Diego Milani, um dos representantes dos Policiais Civis da 6ª Região Policial e membro do UGEIRM Sindicato, explicou que a paralisação busca esclarecer os fundamentos que a respaldam. Entre as pautas prioritárias, destacam-se a necessidade de reposição salarial, promoções, igualdade de remuneração entre comissários de polícia e capitães da Brigada Militar, além do apoio ao Projeto de Lei 04/2023. Esse projeto visa a restauração da paridade e integralidade dos policiais que ingressaram após o ano de 2015.

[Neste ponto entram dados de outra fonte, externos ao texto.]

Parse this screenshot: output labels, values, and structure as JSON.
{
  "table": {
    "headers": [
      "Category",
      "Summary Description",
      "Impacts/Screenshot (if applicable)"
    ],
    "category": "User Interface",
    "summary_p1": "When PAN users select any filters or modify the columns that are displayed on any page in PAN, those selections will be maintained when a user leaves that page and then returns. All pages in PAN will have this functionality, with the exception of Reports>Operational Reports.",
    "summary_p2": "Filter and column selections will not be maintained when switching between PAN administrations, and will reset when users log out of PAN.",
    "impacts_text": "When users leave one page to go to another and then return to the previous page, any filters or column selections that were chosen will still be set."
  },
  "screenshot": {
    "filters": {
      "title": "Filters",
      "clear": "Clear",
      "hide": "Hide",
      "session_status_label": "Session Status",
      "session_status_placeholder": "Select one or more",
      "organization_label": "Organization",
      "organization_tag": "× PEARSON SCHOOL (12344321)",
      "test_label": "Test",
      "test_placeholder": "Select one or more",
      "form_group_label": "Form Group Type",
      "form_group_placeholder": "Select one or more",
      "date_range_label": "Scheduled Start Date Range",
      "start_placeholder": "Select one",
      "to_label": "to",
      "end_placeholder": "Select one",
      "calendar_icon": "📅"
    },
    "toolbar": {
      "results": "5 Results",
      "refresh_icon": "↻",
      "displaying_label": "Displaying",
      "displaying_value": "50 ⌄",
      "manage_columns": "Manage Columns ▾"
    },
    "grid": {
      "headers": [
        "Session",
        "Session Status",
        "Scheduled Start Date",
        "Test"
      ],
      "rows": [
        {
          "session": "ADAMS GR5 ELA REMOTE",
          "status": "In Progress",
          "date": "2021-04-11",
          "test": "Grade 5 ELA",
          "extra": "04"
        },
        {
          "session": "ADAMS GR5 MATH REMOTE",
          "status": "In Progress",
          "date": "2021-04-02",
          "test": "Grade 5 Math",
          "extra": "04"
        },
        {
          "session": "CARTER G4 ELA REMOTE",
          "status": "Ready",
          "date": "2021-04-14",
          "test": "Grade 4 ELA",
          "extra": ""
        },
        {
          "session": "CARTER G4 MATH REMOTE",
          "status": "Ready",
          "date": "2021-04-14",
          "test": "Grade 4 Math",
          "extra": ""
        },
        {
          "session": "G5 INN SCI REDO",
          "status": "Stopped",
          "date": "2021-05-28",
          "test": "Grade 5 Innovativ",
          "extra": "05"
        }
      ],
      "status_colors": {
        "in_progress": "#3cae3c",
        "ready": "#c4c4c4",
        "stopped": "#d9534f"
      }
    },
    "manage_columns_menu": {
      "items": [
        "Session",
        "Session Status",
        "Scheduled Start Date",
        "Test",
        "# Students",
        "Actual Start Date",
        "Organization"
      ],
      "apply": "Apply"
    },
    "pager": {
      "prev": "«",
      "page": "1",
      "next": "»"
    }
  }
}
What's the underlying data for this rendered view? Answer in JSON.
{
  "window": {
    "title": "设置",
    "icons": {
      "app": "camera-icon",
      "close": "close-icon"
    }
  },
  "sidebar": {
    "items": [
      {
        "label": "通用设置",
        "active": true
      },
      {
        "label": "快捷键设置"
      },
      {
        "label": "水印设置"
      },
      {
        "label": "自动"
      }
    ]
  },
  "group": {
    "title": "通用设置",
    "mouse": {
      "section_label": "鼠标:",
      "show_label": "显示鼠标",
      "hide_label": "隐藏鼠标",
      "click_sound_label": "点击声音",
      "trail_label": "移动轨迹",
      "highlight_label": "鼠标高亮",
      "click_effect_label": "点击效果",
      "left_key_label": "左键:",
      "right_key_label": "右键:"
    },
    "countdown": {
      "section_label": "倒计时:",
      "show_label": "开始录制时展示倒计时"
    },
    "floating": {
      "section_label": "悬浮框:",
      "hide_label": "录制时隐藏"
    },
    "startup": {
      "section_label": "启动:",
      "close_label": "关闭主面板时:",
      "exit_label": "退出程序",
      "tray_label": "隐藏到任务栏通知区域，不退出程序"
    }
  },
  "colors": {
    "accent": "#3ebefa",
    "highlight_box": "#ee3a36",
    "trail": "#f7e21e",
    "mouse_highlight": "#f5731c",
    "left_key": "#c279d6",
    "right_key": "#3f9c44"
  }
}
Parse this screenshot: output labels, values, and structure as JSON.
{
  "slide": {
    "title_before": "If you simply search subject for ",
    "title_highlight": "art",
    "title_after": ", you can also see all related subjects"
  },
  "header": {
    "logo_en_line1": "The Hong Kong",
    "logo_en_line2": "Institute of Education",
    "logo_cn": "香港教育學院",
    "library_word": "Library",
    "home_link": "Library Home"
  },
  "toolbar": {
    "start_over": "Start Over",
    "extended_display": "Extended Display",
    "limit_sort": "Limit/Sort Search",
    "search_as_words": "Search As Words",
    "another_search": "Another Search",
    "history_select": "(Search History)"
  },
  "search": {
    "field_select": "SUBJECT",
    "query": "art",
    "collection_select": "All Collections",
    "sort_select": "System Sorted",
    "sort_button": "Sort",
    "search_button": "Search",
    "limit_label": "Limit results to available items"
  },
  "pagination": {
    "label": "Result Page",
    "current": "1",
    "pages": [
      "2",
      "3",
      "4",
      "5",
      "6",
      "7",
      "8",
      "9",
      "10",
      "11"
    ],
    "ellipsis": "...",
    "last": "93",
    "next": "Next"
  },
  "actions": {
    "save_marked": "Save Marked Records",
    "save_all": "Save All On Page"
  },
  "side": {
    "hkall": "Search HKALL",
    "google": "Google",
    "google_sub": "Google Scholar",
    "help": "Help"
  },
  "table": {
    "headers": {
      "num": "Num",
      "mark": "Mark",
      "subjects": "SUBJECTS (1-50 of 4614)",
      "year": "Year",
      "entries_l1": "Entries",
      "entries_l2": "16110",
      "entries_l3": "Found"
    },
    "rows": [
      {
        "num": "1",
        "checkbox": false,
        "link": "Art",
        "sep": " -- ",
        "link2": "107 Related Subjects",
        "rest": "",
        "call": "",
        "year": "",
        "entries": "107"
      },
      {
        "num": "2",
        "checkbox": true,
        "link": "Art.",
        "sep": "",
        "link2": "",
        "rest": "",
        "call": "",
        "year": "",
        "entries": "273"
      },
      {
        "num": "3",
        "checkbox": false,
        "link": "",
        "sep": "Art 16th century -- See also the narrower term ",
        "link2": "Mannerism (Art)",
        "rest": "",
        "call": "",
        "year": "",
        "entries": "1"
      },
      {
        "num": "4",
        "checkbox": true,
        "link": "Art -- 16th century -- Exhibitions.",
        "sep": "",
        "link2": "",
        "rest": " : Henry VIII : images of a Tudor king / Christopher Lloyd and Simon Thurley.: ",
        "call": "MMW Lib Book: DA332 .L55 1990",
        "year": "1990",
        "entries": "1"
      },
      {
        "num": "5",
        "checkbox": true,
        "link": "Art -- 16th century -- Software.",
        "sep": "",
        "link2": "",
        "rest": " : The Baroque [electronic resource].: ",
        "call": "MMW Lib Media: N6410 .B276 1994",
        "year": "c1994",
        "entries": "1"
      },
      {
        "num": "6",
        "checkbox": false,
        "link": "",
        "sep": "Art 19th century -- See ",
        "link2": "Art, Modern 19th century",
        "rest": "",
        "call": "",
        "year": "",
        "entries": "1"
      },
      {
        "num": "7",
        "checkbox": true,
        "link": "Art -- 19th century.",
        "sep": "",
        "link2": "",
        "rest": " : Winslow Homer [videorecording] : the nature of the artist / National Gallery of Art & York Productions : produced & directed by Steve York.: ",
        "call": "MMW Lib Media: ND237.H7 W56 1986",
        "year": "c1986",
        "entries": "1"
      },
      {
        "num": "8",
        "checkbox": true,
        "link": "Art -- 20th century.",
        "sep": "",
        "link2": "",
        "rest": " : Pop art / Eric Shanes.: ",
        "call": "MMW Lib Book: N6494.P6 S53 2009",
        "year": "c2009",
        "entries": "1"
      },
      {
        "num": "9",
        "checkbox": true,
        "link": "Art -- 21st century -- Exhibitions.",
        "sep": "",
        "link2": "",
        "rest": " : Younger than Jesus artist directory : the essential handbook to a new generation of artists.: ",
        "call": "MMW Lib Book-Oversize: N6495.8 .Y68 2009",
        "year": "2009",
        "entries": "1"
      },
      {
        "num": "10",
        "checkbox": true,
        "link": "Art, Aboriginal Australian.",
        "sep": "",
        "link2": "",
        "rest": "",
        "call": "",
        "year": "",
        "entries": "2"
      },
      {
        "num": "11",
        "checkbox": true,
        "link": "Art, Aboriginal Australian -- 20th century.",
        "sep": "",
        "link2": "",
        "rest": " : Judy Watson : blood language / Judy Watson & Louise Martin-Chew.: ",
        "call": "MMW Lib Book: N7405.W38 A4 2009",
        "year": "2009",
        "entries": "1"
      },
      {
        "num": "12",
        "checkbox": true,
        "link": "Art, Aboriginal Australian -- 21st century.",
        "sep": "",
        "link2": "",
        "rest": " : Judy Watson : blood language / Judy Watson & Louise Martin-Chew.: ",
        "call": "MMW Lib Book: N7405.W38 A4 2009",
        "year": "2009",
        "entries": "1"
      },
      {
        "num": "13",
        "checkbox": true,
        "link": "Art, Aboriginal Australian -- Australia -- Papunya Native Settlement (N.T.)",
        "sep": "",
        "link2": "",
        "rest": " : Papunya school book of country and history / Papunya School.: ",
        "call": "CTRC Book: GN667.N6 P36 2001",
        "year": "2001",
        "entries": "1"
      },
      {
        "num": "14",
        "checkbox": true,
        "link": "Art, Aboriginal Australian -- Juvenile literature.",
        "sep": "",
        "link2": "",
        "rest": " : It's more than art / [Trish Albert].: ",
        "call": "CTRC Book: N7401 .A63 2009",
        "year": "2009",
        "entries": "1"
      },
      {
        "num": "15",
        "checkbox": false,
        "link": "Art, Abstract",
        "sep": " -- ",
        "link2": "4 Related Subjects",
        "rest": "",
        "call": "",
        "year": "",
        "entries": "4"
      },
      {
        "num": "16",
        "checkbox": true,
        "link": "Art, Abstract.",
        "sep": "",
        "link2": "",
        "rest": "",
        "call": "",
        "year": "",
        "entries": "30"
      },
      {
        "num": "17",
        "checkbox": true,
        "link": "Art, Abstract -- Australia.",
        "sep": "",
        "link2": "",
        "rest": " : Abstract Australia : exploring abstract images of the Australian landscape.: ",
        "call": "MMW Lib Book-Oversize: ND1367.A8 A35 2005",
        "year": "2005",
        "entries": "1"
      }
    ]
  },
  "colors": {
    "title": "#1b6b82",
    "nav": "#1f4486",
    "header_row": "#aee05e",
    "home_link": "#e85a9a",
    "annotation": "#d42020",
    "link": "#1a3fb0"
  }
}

O movimento dos Policiais Civis reforça que a qualidade dos serviços de segurança pública está no cerne de sua luta, visto que desempenham um papel vital na redução dos índices de criminalidade no estado. Durante os dias de paralisação, as atividades serão concentradas em frente a várias delegacias, sendo a manifestação principal programada para ocorrer em Passo Fundo, em frente à Delegacia de Polícia de Pronto Atendimento (DPPA), a partir das 9h. Os serviços prestados estarão limitados a casos urgentes, incluindo flagrantes e ocorrências graves.
A decisão de paralisar as atividades foi tomada após uma reunião do Conselho de Representantes da UGEIRM, com o respaldo da ASDEP (Associação dos Delegados de Polícia do Rio Grande do Sul) e ACP (Associação dos Comissários de Polícia RS). A medida busca chamar a atenção das autoridades para as necessidades dos profissionais e ressaltar a importância de um diálogo construtivo em prol da segurança pública no estado.
Os Policiais Civis também destacam os impressionantes números de redução de crimes no último ano:
- Redução de 17,2% no número de latrocínios;
- Redução de 32,2% no número de feminicídios;
- Redução de 10% nos roubos de veículos;
- Redução de 14,7% nos roubos no transporte coletivo;
- Redução de 17,9% nos roubos em áreas rurais.